0

Hi I'm using 3GB txt file and want to change it to CSV but it gives error_bad_lines

ParserError: '  ' expected after '"'

Code I am using

df1 = df.read_csv("path\\logs.txt", delimiter = "\t", encoding = 'cp437',engine="python")
df1.to_csv("C:\\Data\\log1.csv",quotechar='"',error_bad_lines=False, header=None, on_bad_lines='skip')
DYZ
  • 55,249
  • 10
  • 64
  • 93
  • 1
    Don’t post the original file, but debug down to a few lines that caused the problem and post those – Mark Tolonen Nov 26 '22 at 07:16
  • You may need to pre-process the file - as described here: https://stackoverflow.com/questions/55010807/pandas-errors-parsererror-expected-after – ScottC Nov 26 '22 at 07:31
  • Would it be possible to provide maybe the first 5 rows of the csv file - to see what you are dealing with ? – ScottC Nov 26 '22 at 07:39
  • Hi Scot, I would love to provide you the complete file only, as I am new here, I can not paste here, its too big single row only consist 2000 letter, any way how to send it to you – Prashant Sharma Nov 26 '22 at 07:46
  • Use the option `nrows=...` incrementally to find out which row causes the problem. Inspect or post that row. – DYZ Nov 26 '22 at 07:47
  • @DYZ, thanks.. can you please tell me the command, is it like nrows=2000, but file is so large, having 3-4 millions rows – Prashant Sharma Nov 26 '22 at 07:49
  • So what? Keep searching until you find the offending row. That's the way. – DYZ Nov 26 '22 at 07:56
  • can you please tell me what it mean: ParserError: ' ' expected after '"' !!! is it like I have some "space" in any column just after "double quotes"? – Prashant Sharma Nov 26 '22 at 08:15
  • I have updated my answer to help you get this issue fixed. – ScottC Nov 26 '22 at 08:32

2 Answers2

0

The following code locates unwanted quotation marks (' and ") between each record or tab, and replaces it with nothing. It then replaces the tab (\t) with a comma (,).

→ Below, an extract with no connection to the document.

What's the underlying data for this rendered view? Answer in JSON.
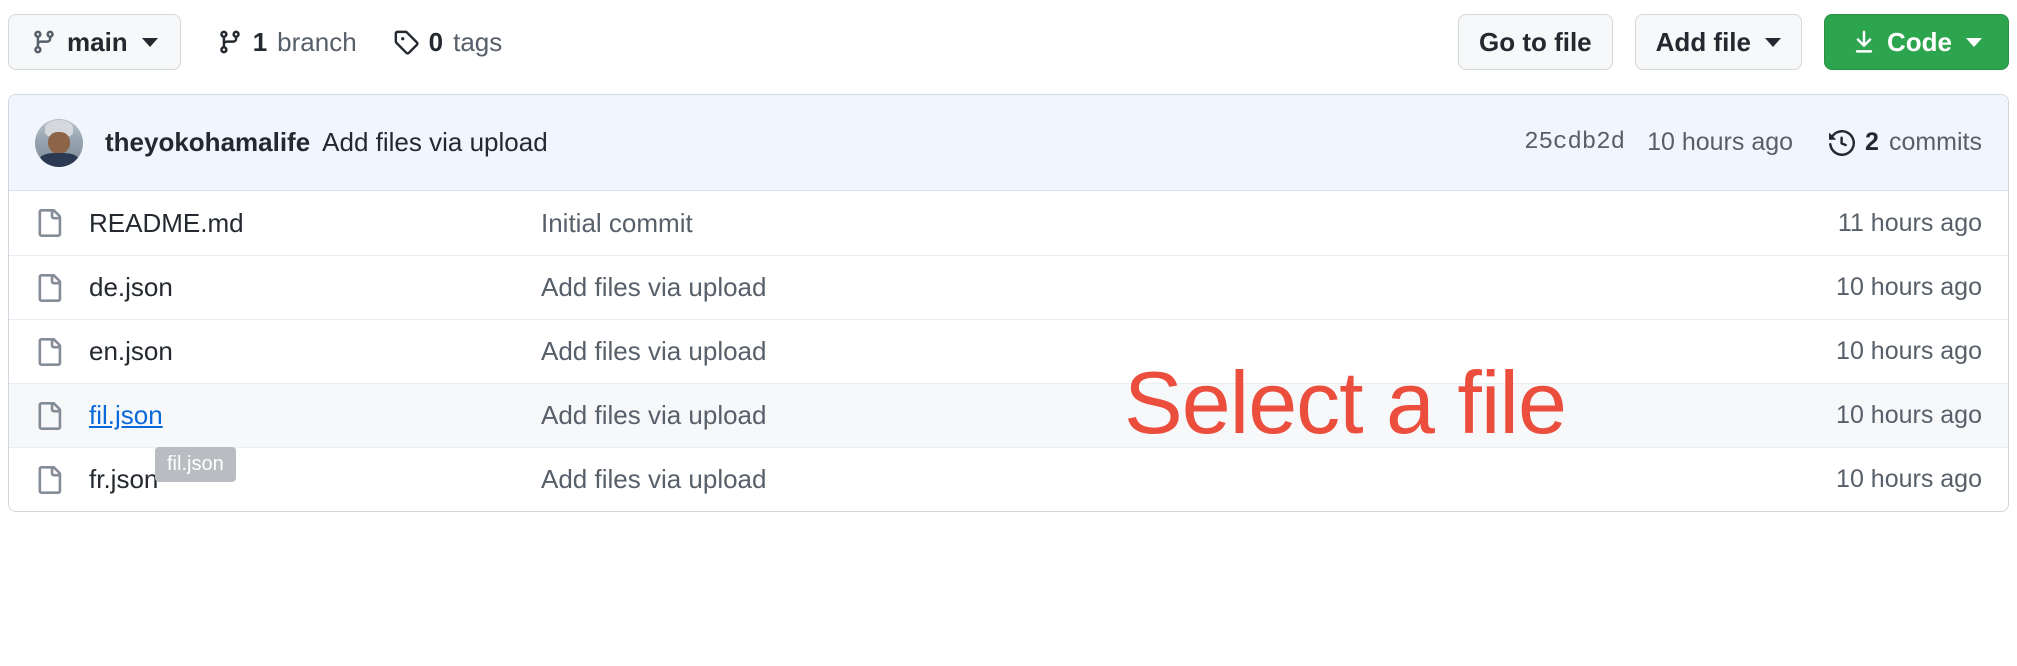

This script uses regex to locate the unwanted quotation marks.

import re

# Use regex to locate unwanted quotation marks
pattern = re.compile(r"(?!^|\"$)[\"\']")

new_file = open("C:\\Data\\log1.csv", "a")

# Read the file
with open("path\\logs.txt", "r") as f:
    for line in f.readlines():
        new_l = ""
        for l in line.split('\t'):
            
            # Replace the unwanted quotation marks
            l = re.sub(pattern, "", l)
            if new_l == "":
                new_l = new_l + l
            else:
                new_l = new_l + ',' + l
        
        # Write the line to the new file        
        new_file.write(new_l)

new_file.close()

The reason you are seeing the issue that you are seeing, is that you have an unwanted quotation mark within the record. For example:

"The"\t"quick brown"" fox "jumps over the"\t"lazy dog"
ScottC
  • 3,941
  • 1
  • 6
  • 20
  • do you mean I have to use single slash ("\") instead of double? this also doesn't work – Prashant Sharma Nov 26 '22 at 07:24
  • Thanks a lot @Scott for helping, I'm using the same code which you suggested but still same error: ParserError: ' ' expected after '"', I guess there should be some problem with my input file but its so big I can not even open it manually – Prashant Sharma Nov 26 '22 at 07:31
  • I have updated my answer @PrashantSharma - this should hopefully work now, – ScottC Nov 26 '22 at 08:46
0

Add on_bad_lines=‘warn’ to your read_csv. Looks like there is some wrong line.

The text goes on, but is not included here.